1. The problem statement, all variables and given/known data
When a gas undergoes an adiabatic compression or expansion (it neither gains nor loses heat), then the rate of change of pressure, with respect to the volume, varies directly with the pressure and inversely with the volume. If the pressure is p N/m² when the volume is v m³ and the initial pressure and initial volume are p₀ N/m² and v₀ m³, respectively, show that pv^k = p₀v₀^k.

2. The attempt at a solution

[tex]\frac{dp}{dv} = \frac{p}{v}[/tex]
[tex]\frac{p}{dp} = \frac{v}{dv}[/tex]
[tex]\int \frac{p}{dp} = \int \frac{v}{dv}[/tex]
[tex]\ln |p| = \ln |v| + \bar{c}[/tex]
[tex]e^{\ln v + \bar{c}} = p[/tex]
[itex]p = Cv^k[/itex] where [itex]C = e^{\bar{c}}[/itex]
[itex]p_0 = Cv_0^k[/itex]
So, it appears that p0/v0^k = p/v^k = C, but I'm not sure how to obtain that pv^k = p₀v₀^k.

Thank you in advance.

 

I got that pressure varies inversely with volume from the question itself, unless I've misinterpreted it.

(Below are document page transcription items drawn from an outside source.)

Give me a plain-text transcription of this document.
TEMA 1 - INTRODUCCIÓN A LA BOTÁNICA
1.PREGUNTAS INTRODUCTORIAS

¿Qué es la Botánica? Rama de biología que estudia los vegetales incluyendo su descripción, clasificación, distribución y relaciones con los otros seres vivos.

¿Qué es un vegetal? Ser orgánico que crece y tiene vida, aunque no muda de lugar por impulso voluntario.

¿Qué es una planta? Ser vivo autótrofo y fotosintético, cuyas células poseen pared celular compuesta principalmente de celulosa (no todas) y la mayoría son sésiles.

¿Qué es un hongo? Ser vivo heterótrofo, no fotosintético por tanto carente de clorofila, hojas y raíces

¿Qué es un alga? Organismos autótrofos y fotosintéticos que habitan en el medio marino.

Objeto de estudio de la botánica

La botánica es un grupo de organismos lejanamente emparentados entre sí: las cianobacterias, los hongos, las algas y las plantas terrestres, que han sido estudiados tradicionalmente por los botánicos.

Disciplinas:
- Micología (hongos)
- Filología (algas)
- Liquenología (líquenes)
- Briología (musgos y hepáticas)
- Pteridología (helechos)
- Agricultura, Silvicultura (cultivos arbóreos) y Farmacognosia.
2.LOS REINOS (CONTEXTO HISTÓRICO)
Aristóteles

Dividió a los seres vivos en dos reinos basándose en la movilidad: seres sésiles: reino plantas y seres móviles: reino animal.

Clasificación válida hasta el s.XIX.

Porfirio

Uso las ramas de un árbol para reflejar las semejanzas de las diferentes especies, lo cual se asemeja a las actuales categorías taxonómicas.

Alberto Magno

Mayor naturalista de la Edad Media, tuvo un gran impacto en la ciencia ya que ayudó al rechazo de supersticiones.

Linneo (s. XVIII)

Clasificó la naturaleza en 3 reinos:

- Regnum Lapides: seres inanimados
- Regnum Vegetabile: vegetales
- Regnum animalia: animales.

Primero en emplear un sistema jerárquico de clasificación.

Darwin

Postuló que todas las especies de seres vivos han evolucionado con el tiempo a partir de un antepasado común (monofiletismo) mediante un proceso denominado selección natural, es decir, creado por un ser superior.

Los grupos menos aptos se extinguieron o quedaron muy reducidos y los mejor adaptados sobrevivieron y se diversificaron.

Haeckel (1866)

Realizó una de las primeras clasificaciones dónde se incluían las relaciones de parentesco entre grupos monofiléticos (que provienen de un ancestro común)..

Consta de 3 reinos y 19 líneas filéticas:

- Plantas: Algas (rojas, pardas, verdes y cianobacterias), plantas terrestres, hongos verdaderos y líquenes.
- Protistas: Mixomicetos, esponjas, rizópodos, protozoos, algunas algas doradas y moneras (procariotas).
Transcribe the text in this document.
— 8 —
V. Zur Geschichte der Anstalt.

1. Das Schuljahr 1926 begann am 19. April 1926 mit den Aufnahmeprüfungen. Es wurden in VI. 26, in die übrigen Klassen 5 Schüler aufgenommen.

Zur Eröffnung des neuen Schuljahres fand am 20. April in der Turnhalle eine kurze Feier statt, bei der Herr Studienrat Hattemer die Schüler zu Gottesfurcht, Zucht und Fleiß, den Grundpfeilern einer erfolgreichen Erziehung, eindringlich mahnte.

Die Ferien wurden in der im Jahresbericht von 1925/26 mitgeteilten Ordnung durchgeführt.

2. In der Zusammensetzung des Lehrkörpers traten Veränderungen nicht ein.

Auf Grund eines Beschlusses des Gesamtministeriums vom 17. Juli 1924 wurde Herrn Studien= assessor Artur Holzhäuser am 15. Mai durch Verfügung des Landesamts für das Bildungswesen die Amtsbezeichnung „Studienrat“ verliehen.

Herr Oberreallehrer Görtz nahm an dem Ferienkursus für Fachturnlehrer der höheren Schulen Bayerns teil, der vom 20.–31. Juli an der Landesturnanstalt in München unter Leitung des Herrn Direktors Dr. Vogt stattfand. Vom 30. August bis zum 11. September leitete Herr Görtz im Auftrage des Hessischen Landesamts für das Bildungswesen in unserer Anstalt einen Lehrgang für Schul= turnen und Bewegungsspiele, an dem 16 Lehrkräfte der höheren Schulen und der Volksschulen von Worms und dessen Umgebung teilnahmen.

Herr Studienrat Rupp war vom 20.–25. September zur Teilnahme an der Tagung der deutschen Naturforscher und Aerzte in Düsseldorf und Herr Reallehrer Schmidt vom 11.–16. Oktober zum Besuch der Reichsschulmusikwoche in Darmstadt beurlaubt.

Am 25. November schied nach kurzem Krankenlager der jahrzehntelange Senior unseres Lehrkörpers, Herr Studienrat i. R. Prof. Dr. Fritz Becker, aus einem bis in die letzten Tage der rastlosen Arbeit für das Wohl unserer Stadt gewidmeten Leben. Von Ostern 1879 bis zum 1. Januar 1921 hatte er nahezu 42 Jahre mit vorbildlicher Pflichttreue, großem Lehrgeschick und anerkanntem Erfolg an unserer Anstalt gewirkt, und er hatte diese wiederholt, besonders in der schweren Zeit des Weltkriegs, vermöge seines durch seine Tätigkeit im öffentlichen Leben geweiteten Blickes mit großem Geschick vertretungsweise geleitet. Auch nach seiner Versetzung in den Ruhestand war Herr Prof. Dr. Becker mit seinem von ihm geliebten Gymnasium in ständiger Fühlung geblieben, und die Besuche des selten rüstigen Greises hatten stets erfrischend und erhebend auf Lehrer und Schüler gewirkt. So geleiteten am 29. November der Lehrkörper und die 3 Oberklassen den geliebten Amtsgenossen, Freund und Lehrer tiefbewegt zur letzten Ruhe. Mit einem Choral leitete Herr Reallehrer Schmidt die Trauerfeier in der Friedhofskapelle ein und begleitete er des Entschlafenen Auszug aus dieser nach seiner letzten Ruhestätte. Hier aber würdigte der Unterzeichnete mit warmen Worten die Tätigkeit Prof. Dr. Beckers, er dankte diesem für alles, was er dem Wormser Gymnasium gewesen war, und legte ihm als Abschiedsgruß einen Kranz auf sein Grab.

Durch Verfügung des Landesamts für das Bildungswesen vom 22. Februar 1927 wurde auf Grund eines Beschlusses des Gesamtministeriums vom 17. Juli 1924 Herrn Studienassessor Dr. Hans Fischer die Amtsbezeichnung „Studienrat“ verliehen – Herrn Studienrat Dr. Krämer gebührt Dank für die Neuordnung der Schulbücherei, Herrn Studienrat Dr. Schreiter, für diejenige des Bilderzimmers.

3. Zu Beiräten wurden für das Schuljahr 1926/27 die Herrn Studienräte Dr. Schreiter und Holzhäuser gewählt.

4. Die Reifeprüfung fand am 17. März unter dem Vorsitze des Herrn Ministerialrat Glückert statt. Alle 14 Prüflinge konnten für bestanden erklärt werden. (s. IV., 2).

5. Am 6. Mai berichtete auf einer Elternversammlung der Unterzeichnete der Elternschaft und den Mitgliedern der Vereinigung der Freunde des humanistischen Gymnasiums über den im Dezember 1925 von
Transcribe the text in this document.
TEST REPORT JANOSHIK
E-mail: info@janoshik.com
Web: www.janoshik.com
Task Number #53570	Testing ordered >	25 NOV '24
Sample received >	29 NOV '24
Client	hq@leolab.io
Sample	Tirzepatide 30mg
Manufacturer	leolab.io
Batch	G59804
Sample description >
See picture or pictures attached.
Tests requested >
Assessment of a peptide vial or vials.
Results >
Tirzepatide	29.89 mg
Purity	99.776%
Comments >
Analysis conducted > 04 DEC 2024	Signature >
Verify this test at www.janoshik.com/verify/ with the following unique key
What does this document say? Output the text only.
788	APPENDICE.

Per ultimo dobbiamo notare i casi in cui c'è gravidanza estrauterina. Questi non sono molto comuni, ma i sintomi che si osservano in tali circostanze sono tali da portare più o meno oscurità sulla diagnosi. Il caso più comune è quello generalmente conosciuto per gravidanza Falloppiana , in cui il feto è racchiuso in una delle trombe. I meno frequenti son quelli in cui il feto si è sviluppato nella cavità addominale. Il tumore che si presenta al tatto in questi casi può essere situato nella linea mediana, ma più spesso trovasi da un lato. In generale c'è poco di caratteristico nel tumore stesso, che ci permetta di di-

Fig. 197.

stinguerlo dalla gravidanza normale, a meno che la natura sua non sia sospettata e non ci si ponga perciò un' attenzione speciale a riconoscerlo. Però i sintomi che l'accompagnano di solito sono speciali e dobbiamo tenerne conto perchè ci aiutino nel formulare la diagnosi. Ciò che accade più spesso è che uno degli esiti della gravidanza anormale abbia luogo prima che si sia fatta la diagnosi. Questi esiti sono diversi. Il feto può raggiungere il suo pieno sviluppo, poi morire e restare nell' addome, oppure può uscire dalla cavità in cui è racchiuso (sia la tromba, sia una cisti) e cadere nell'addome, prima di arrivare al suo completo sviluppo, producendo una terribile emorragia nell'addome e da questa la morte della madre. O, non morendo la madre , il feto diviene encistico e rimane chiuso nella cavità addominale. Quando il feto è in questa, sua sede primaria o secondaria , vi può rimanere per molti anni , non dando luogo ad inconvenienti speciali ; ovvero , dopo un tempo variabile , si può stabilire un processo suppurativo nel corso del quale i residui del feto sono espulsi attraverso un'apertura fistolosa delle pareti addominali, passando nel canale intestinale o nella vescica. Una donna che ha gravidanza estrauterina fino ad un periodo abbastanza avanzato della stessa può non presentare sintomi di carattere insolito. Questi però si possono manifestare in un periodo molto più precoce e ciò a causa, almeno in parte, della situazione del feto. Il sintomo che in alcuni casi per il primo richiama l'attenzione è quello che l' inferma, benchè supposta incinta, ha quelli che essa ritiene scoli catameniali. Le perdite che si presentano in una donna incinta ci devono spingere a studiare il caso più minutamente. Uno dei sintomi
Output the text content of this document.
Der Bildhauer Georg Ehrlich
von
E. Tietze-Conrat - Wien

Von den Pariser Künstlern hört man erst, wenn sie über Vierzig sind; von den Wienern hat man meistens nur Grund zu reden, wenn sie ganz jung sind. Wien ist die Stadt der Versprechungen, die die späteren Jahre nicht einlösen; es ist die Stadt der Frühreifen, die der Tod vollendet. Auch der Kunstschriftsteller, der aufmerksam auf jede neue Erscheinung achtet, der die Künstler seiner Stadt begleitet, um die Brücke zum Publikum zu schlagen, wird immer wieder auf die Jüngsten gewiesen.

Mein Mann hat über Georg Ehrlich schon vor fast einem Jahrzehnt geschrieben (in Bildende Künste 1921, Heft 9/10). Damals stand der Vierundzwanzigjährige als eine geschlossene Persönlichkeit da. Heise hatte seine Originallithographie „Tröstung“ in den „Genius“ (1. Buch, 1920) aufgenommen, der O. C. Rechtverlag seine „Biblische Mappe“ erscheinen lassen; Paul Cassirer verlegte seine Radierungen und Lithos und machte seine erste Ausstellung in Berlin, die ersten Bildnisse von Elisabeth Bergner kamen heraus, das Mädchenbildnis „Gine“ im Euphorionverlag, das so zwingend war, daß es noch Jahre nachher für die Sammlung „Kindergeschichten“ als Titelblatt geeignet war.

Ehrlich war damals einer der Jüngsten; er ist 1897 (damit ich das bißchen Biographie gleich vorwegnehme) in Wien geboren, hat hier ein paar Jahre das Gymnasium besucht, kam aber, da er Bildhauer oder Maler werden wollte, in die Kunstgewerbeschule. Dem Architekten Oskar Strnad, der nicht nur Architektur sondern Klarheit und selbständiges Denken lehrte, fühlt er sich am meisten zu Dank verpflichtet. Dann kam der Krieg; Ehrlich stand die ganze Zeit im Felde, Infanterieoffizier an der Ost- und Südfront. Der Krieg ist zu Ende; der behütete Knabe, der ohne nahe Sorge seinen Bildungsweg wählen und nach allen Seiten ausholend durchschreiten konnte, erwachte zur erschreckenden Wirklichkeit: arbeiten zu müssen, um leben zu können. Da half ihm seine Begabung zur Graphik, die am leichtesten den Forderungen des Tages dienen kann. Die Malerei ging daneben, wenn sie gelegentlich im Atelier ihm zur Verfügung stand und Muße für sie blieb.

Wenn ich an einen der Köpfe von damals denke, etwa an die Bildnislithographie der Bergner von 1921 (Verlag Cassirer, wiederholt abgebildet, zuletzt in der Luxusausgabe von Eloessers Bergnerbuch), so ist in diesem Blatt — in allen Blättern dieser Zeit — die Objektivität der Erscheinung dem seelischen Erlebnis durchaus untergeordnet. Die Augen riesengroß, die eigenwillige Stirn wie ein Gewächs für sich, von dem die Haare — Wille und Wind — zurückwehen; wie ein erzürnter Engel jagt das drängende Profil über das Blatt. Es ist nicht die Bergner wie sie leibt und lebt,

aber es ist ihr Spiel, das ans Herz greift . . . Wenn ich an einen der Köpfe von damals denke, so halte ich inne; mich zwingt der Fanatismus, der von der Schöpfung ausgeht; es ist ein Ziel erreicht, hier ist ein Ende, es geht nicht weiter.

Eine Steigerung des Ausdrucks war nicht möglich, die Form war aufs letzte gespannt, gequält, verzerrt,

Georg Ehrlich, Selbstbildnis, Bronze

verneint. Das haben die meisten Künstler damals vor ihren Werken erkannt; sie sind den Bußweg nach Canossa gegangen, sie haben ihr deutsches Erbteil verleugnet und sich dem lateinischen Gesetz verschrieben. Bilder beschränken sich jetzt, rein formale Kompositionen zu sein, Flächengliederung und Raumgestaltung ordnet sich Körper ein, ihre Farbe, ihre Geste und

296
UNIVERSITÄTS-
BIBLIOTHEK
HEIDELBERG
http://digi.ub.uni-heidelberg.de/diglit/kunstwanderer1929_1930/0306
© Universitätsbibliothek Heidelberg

Yes, actually I wrote it wrongly. I forgot to add k, the proportionality constant, to the differential equation. It should be:
[tex]\frac{dp}{dv} = k\frac{p}{v}[/tex]
[tex]\frac{dp}{p} = k\frac{dv}{v}[/tex]
[tex]\ln|p| = k\ln|v| + \bar{c}[/tex]
[tex]p = e^{k\ln v + \bar{c}}[/tex]
[tex]p = Cv^k[/tex]
But I'm still not sure how to obtain the desired result.

[EDIT]
If I write
[tex]\frac{dp}{p} = -k\frac{dv}{v}[/tex]
with a minus sign in front of k, I obtain:
[tex]\ln|p| = -k\ln|v| + \bar{c}[/tex]
[tex]\ln|p| + k\ln|v| = \bar{c}[/tex]
[tex]\ln|p| + \ln|v|^k = \bar{c}[/tex]
[tex]\ln|p||v|^k = \bar{c}[/tex]
[tex]pv^k = e^{\bar{c}}[/tex]
[tex]pv^k = C[/tex]
which seems to be the desired result, but I'm not very sure about it.

Thank you in advance.

 

Very good then, thank you for confirming.